Built with Linux container and cgroup technologies, Kubernetes provides an efficient  framework for deploying different kinds of application workloads across multiple machines and compute platforms. Over the past five years, Kubernetes has evolved to support increasingly complex and diverse classes of applications, such as web services, databases, big data, and AI/ML workloads. As people are adopting Kubernetes to run even more diverse enterprise-class, cloud-native, and web-scalable workloads, we are seeing more requirements on improving the Kubernetes resource management model with better isolation, utilization, and performance consistency, yet provides a flexible and extensible framework for people to enable more hardware and workload-specific optimizations on Kubernetes.

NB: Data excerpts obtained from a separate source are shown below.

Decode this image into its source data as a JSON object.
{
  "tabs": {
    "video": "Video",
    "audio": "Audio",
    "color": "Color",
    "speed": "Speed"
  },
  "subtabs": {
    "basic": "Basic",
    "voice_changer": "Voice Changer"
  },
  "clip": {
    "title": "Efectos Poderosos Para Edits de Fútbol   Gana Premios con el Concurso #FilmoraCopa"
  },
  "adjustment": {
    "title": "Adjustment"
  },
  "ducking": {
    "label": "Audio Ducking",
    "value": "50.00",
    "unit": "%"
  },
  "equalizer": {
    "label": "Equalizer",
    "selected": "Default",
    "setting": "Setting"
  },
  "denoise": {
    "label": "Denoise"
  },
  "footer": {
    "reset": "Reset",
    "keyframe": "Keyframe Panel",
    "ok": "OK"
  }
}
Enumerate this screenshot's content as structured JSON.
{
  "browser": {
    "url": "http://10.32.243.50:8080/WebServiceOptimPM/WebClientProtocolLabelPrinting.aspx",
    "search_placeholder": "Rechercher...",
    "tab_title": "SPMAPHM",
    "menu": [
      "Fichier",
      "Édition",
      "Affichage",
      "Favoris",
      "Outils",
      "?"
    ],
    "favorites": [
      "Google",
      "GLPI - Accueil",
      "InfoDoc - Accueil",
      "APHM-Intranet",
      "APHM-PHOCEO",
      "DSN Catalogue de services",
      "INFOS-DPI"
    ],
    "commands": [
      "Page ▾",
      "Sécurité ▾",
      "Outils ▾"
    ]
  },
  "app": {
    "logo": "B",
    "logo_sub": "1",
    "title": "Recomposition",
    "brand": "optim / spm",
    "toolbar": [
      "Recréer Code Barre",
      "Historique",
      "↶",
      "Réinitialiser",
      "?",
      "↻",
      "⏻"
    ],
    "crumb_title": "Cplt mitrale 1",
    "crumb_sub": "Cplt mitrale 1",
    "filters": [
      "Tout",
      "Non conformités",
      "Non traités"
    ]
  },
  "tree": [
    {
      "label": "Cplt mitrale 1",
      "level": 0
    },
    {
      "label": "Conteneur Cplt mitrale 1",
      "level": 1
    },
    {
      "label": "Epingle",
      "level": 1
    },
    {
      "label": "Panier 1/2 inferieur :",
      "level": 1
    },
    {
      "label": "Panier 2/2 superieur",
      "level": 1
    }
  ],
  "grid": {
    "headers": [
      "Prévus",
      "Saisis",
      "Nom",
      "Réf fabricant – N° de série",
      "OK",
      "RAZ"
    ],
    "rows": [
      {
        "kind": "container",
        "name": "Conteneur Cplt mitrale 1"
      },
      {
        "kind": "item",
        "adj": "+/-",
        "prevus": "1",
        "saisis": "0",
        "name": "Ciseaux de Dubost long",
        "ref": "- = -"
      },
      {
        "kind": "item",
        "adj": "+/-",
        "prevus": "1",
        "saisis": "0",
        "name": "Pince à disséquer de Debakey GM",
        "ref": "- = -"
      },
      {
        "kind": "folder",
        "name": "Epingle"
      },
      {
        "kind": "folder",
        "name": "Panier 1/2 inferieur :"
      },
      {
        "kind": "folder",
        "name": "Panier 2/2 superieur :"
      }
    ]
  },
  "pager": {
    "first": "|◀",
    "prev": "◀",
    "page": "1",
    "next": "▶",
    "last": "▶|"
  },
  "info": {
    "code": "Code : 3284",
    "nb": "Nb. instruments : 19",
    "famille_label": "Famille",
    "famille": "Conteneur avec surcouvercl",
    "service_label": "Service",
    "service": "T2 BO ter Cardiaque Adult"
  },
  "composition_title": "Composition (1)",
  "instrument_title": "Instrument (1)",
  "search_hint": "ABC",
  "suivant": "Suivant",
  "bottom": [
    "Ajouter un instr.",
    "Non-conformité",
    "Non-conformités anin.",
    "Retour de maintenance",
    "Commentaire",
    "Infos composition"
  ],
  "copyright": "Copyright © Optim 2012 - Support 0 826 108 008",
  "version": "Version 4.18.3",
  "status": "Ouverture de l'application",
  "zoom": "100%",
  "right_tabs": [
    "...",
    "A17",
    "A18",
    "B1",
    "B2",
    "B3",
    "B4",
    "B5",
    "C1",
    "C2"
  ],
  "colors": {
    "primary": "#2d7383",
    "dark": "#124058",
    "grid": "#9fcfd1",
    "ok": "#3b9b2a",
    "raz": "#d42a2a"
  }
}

In this talk, we will first provide an overview of the current Kubernetes resource model and best practice guidance on managing compute resources and specifying application resource requirements on Kubernetes. We will then discuss some recent and ongoing work on extending the Kubernetes resource model to provide better resource isolation, support more diverse hardware, facilitate fast and flexible application and resource scaling, and promote more consistent application performance across different compute platforms.

Question: 

What is the focus of your work today?

Answer: 

I'm mostly working on two major things: a) Improve Kubernetes reliability in terms of resource isolation. We want to provide better isolation between containers by hardening the resource model. b) We also attempt to see how we can better support other non-primary resources such as GPU.

Question: 

What is the motivation for the talk?

Answer: 

The motivation for this talk is mostly to let people know what is the difference between the traditional application model to the container-based application model. We try to make it as transparent as possible but I think there are some differences people want to be aware of so that they can better utilize the Kubernetes environment.

Question: 

How would you describe the persona targeted by the talk?

Answer: 

It's mostly for people who are considering to move from the traditional application development model to container-based CI/CD. They have been using Kubernetes for some time and want to know what kind of improvements they can benefit from, like auto-scaling, better resource isolation and better resource efficiency.

Question: 

What do you want attendees to walk away with?

Answer: 

If they can get some tips, like how they can modify their applications so that they can improve their application performance, reliability, robustness.

Question: 

Does the resource manager in Kubernetes manage CPU and memory, or does it go beyond that?

Answer: 

CPU and memory are the two primary resources. We start with that. They are the primary resources most used, but Kubernetes resource management actually covers a lot, i.e., any kind of resource that is shared by all the containers running on a node. E.g., you also share the number of processes that node allows, the number of file descriptors, networking resources, I/O bandwidth, and also today people are using GPUs. They are all considered resources.

Question: 

Can you tell me about some of the recent changes to the Kubernetes resource model?

Answer: 

We are trying to improve resource isolation. As I mentioned, we started from CPU and memory. They have a long history as shared resources and can benefit from the OS cgroup isolation support. But we are also trying to provide better isolation on other types of resources, and try to make performance more consistent by providing better resource isolation. We are also trying to better support other types of resources.

Speaker: Jiaying Zhang

Software Engineer @Google Kubernetes team

Jiaying Zhang is a software engineer at Google Kubernetes team. She has more than 10 years of experience in Linux system development on areas including NFS, ext4, kernel tracing, flash storage, and software-defined network. She has worked on Kubernetes for 2 years, focusing on improving compute resource management to better support more diverse workloads and hardware types.